We tend to speak the dialect of our surroundings--if you're with friends, you use the same slang, lines from jokes, etc. so that can seem as if everyone sounds the same.
I noticed that when I went to the south--Tennessee and Georgia from Connecticut, I went from a clipped tone to a drawl, saying 'y'all' instead of 'you all', for example. When I went to Scotland I found myelf saying 'Aye' instead of 'Yes'. I didn't do it deliberately, it just seemed natural to speak the way I heard. For the record, anything other than English variants I suck at. (I do speak fluent Cat but I have no idea what I'm saying.)
Do bios for your characters: sex, age, growing up, current family situation, financial status, education, professional training, lifestyles, beliefs, favorite things, etc.

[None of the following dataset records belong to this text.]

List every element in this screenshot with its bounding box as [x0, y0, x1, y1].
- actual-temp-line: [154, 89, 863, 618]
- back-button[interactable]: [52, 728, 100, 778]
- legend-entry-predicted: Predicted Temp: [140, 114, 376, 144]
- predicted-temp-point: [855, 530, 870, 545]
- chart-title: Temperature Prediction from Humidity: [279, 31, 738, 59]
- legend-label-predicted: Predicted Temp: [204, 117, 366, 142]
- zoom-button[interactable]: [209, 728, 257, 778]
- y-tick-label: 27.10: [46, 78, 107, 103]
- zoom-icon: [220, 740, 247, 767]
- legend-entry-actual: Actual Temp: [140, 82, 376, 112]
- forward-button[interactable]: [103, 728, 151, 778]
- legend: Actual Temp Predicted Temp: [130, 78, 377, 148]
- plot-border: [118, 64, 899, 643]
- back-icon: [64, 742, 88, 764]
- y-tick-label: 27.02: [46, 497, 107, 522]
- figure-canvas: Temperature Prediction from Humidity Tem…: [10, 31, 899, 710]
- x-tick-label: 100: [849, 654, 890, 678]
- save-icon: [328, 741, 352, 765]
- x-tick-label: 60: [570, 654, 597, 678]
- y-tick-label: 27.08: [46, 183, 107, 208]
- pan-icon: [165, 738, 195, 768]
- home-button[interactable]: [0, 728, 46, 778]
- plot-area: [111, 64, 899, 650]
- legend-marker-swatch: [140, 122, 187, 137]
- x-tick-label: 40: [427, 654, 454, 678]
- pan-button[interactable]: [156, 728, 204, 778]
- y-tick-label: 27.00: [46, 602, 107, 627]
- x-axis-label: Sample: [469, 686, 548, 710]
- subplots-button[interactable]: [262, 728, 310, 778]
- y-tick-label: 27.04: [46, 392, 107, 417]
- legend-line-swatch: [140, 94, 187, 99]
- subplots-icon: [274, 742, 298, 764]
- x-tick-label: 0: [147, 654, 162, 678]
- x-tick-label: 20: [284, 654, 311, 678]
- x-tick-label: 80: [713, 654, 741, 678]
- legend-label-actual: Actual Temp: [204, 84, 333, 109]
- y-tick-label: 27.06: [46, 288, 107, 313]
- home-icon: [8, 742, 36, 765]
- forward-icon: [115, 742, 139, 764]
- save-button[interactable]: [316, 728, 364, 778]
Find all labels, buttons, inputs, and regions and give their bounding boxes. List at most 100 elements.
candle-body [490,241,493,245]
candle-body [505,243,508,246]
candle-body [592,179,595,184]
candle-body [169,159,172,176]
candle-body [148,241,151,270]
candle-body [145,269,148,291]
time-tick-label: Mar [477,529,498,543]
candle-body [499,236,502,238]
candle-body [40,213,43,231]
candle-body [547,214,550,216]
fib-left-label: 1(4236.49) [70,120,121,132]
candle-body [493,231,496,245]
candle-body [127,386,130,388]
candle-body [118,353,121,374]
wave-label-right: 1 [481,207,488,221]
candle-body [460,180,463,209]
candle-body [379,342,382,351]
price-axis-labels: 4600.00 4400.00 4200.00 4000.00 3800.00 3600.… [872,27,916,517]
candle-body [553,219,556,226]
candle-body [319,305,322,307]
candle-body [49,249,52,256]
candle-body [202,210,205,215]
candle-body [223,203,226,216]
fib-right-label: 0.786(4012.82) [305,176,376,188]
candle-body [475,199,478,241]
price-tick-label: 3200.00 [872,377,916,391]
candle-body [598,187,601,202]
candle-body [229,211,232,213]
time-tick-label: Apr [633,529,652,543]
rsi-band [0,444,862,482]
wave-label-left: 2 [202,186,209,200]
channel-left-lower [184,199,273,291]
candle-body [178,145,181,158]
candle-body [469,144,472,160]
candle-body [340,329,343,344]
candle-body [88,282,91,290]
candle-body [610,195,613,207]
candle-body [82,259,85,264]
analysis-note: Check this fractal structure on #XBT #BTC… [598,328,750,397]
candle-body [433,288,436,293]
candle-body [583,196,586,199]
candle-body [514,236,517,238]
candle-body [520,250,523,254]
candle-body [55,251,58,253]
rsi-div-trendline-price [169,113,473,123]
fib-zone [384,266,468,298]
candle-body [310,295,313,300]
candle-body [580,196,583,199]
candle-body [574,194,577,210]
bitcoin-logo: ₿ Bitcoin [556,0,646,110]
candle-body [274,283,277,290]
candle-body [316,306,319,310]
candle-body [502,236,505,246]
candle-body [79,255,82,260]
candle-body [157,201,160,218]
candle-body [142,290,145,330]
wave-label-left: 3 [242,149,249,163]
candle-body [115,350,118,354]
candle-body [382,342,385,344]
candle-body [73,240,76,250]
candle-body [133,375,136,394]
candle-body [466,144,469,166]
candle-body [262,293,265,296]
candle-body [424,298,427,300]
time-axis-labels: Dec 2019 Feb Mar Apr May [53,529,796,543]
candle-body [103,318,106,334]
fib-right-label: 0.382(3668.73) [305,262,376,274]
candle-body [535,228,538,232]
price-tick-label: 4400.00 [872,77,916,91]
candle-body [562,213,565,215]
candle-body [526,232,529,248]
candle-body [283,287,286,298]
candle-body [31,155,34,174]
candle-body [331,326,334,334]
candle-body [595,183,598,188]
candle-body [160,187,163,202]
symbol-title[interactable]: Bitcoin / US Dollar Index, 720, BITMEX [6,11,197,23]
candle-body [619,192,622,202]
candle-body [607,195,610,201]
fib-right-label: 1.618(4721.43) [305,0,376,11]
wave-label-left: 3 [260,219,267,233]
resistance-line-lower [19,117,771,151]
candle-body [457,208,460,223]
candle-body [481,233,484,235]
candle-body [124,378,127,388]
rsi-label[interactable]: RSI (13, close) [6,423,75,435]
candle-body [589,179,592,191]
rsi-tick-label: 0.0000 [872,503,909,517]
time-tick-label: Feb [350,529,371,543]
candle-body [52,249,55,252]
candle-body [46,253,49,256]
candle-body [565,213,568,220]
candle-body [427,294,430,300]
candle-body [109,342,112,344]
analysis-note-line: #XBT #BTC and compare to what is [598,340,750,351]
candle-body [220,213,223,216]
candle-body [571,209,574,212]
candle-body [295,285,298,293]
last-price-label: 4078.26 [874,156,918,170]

All these would shape a person's dialogue from the rough stevedore dockworker grunts and four letter invectives, to a Wall Street guru who has a passion for Caesar's bio, to a bookstore manager who quotes dead poets, a mother who trains her daughter to the care and feeding of her gryphon, a reluctant princess who slips away to live with thieves, etc.
Our speech changes with our situation: more subservent to those with power over us, casual to compatriots, more authoritative to those serving us. We use technical jargon when explaining work, family slogans and misnomers that the children made up become part of our use, so does frequent saying by friends and lovers, as well as favorite lines from ads, TV, films, theatre, etc.
Only if they're identical twins would two people sound alike, finishing each other's sentences still, one would be dominant.